Just thought I'd add that I just came up with another idea (it supplements the cookie/session idea I noted in a comment above). If I include the IP address in the encrypted value, that would make it tied to that computer fairly uniquely, although not perfectly uniquely (because multiple computers behind a router can have the same IP address, so the person could IM the link to their coworker for example and the server might mix the two computers up). One way to mitigate that risk is to add the current date/time to the value. On each postback, the new date/time would be used (perhaps performing a redirect). If the date/time in the value is older than, say, 20 minutes, the server would consider it a bad request (so it would be similar to an expired session).
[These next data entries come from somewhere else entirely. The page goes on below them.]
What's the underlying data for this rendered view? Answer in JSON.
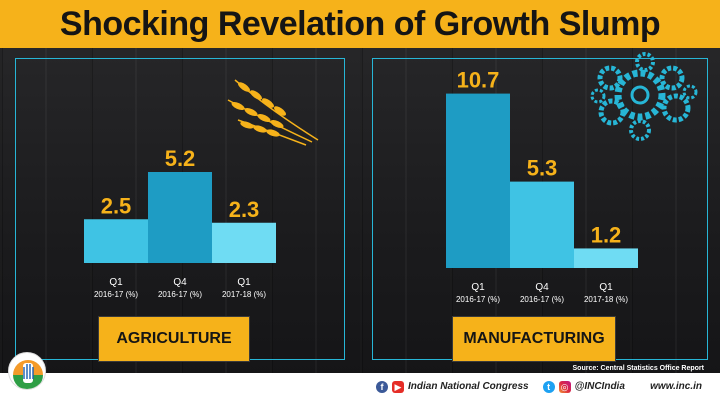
{
  "title": "Shocking Revelation of Growth Slump",
  "chart_data": [
    {
      "type": "bar",
      "name": "AGRICULTURE",
      "categories": [
        {
          "quarter": "Q1",
          "period": "2016-17 (%)"
        },
        {
          "quarter": "Q4",
          "period": "2016-17 (%)"
        },
        {
          "quarter": "Q1",
          "period": "2017-18 (%)"
        }
      ],
      "values": [
        2.5,
        5.2,
        2.3
      ],
      "value_labels": [
        "2.5",
        "5.2",
        "2.3"
      ],
      "colors": [
        "#3fc3e4",
        "#1e9cc4",
        "#6fdcf3"
      ],
      "label_color": "#f6b21a"
    },
    {
      "type": "bar",
      "name": "MANUFACTURING",
      "categories": [
        {
          "quarter": "Q1",
          "period": "2016-17 (%)"
        },
        {
          "quarter": "Q4",
          "period": "2016-17 (%)"
        },
        {
          "quarter": "Q1",
          "period": "2017-18 (%)"
        }
      ],
      "values": [
        10.7,
        5.3,
        1.2
      ],
      "value_labels": [
        "10.7",
        "5.3",
        "1.2"
      ],
      "colors": [
        "#1e9cc4",
        "#3fc3e4",
        "#6fdcf3"
      ],
      "label_color": "#f6b21a"
    }
  ],
  "source": "Source: Central Statistics Office Report",
  "footer": {
    "party": "Indian National Congress",
    "handle": "@INCIndia",
    "website": "www.inc.in",
    "icons": [
      "facebook-icon",
      "youtube-icon",
      "twitter-icon",
      "instagram-icon"
    ]
  },
  "colors": {
    "accent": "#f6b21a",
    "panel_border": "#27b6d6"
  }
}
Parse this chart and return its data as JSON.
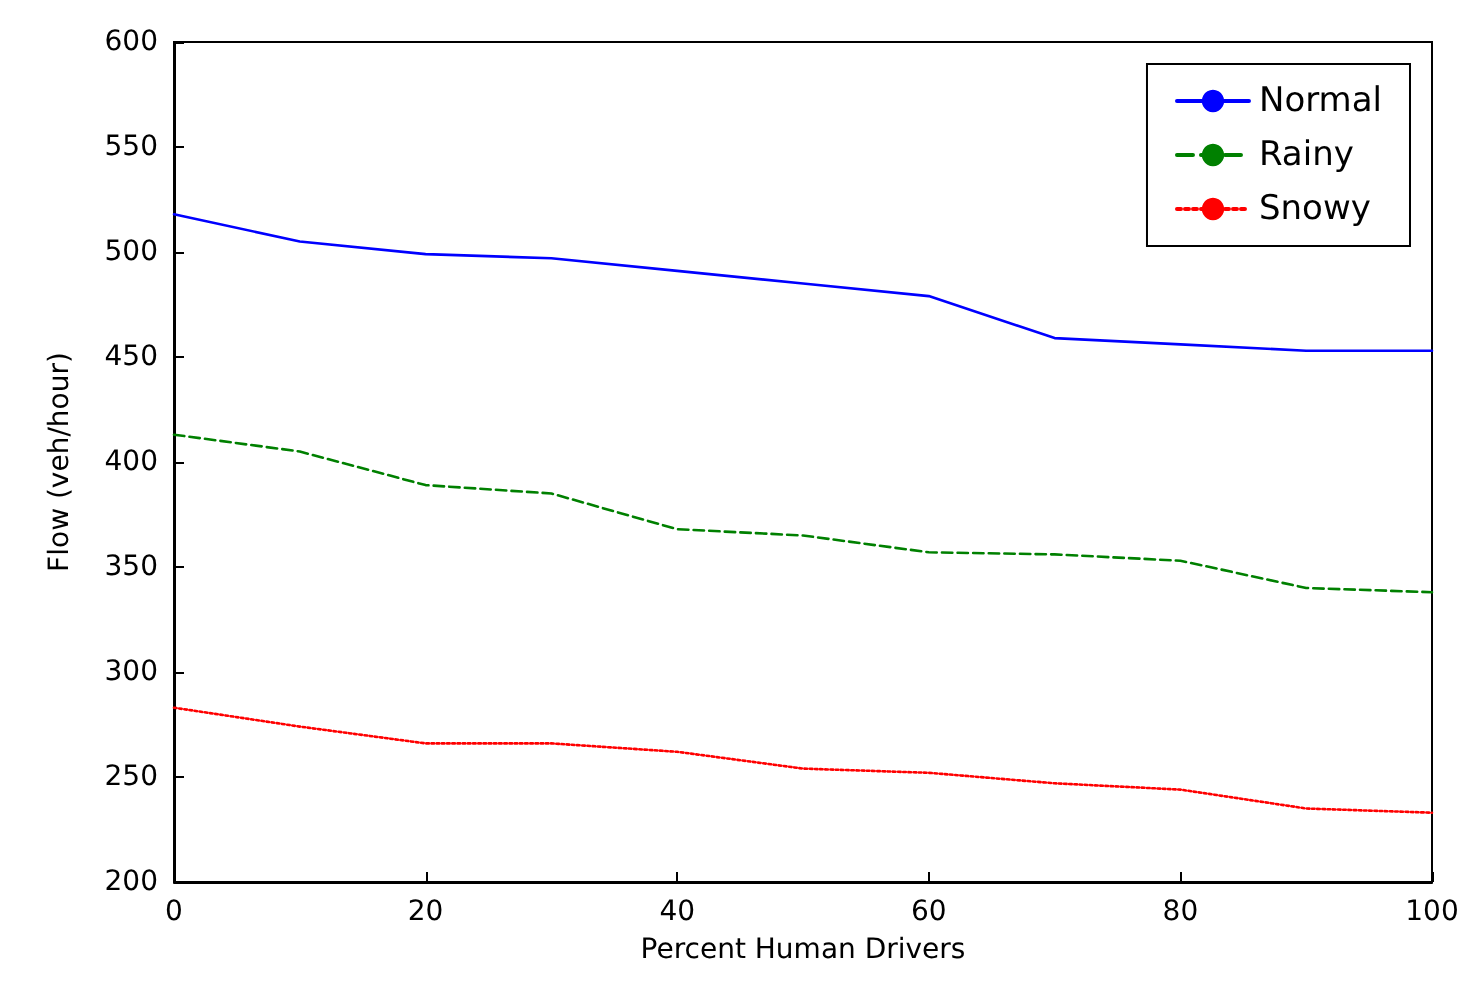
{
  "chart_data": {
    "type": "line",
    "xlabel": "Percent Human Drivers",
    "ylabel": "Flow (veh/hour)",
    "x": [
      0,
      10,
      20,
      30,
      40,
      50,
      60,
      70,
      80,
      90,
      100
    ],
    "series": [
      {
        "name": "Normal",
        "color": "#0000ff",
        "line_style": "solid",
        "values": [
          518,
          505,
          499,
          497,
          491,
          485,
          479,
          459,
          456,
          453,
          453
        ]
      },
      {
        "name": "Rainy",
        "color": "#008000",
        "line_style": "dashed",
        "values": [
          413,
          405,
          389,
          385,
          368,
          365,
          357,
          356,
          353,
          340,
          338
        ]
      },
      {
        "name": "Snowy",
        "color": "#ff0000",
        "line_style": "dotted",
        "values": [
          283,
          274,
          266,
          266,
          262,
          254,
          252,
          247,
          244,
          235,
          233
        ]
      }
    ],
    "xlim": [
      0,
      100
    ],
    "xticks": [
      0,
      20,
      40,
      60,
      80,
      100
    ],
    "ylim": [
      200,
      600
    ],
    "yticks": [
      200,
      250,
      300,
      350,
      400,
      450,
      500,
      550,
      600
    ],
    "grid": false,
    "legend": "top right",
    "marker": "none"
  }
}
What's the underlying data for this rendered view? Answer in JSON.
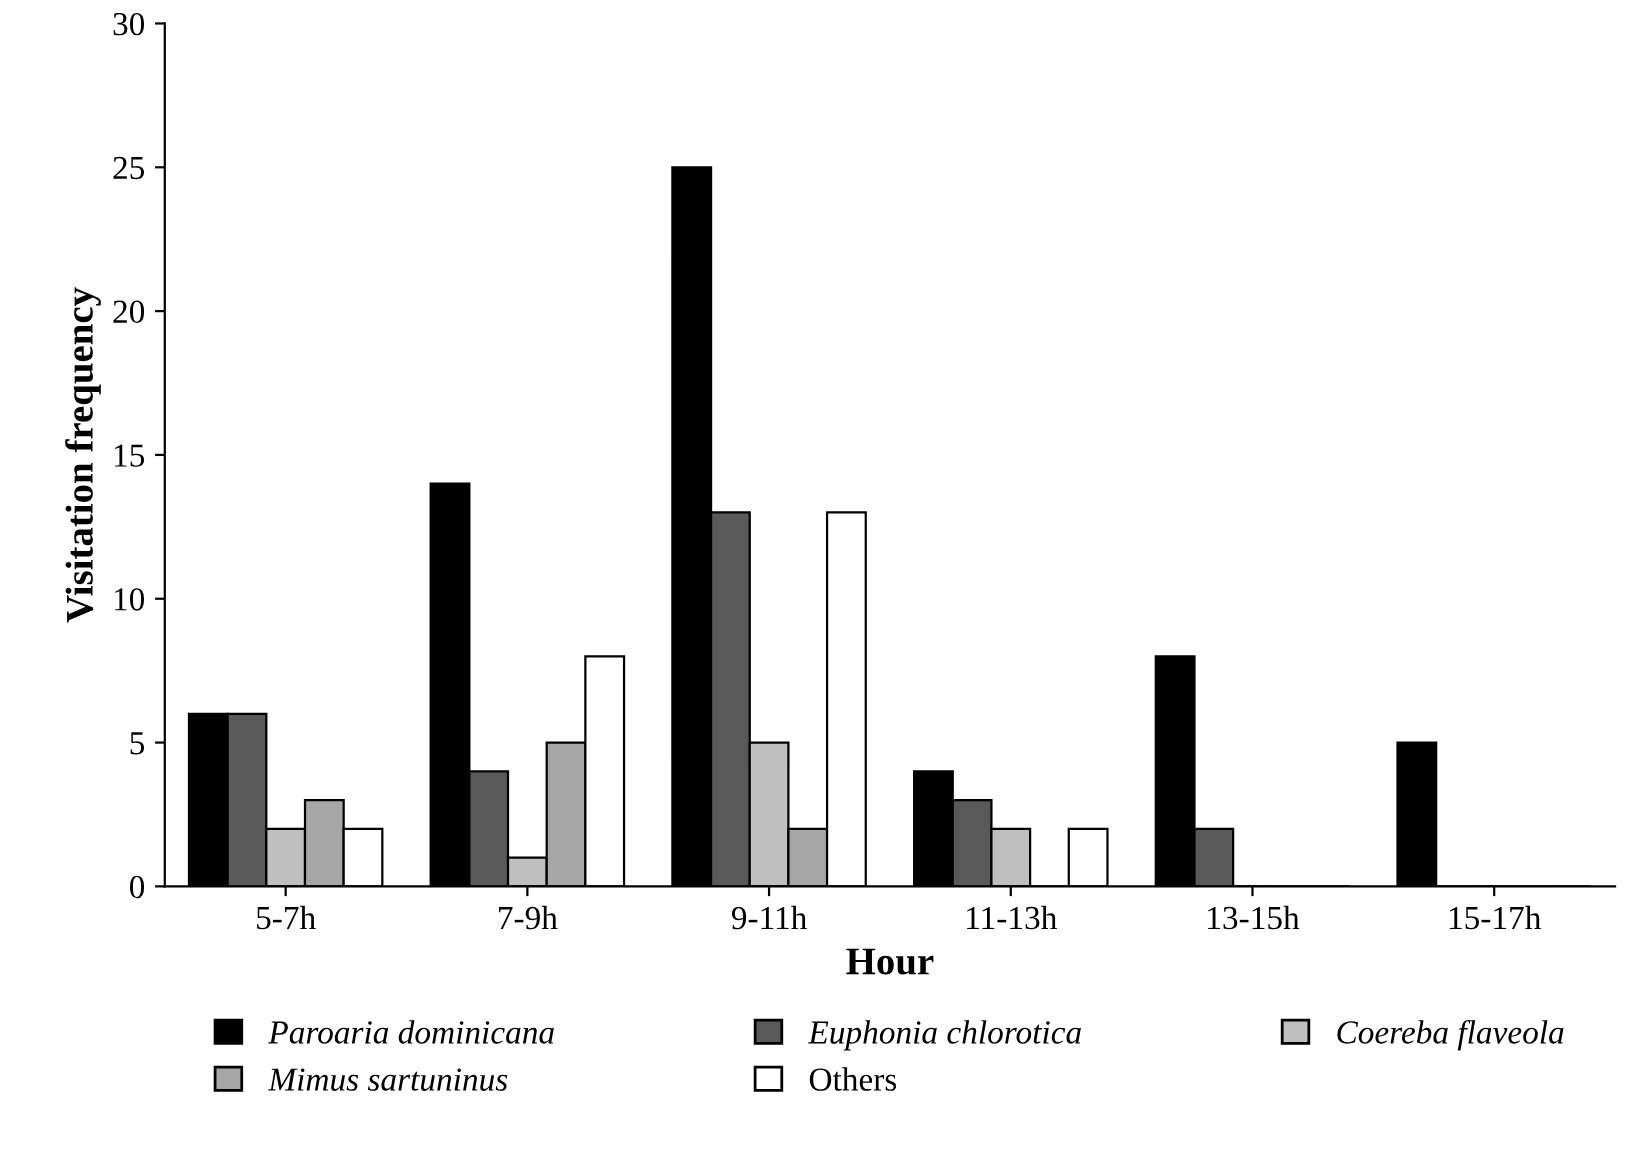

To sum things up so far, the encrypted value would contain this information:
  • A GUID.
  • The user's IP address.
  • The current date/time (of each web request).
Maybe I could even add other unique information about the computer, such as the browser version. The more unique information, the less likely the URL can be used on another user's computer.
 
Oh, and one more idea. If I use AJAX, I can make the expiration duration even more frequent (say, every 10 seconds), because I can make asyncronous server requests periodically without interrupting the user with a full postback. The posback URL can then be modified to use the most frequent encrypted value (which would be stored in a JavaScript variable). This would make the solution even more secure (though less stable, as a temporary interruption of network availability would cause the user to have to start over).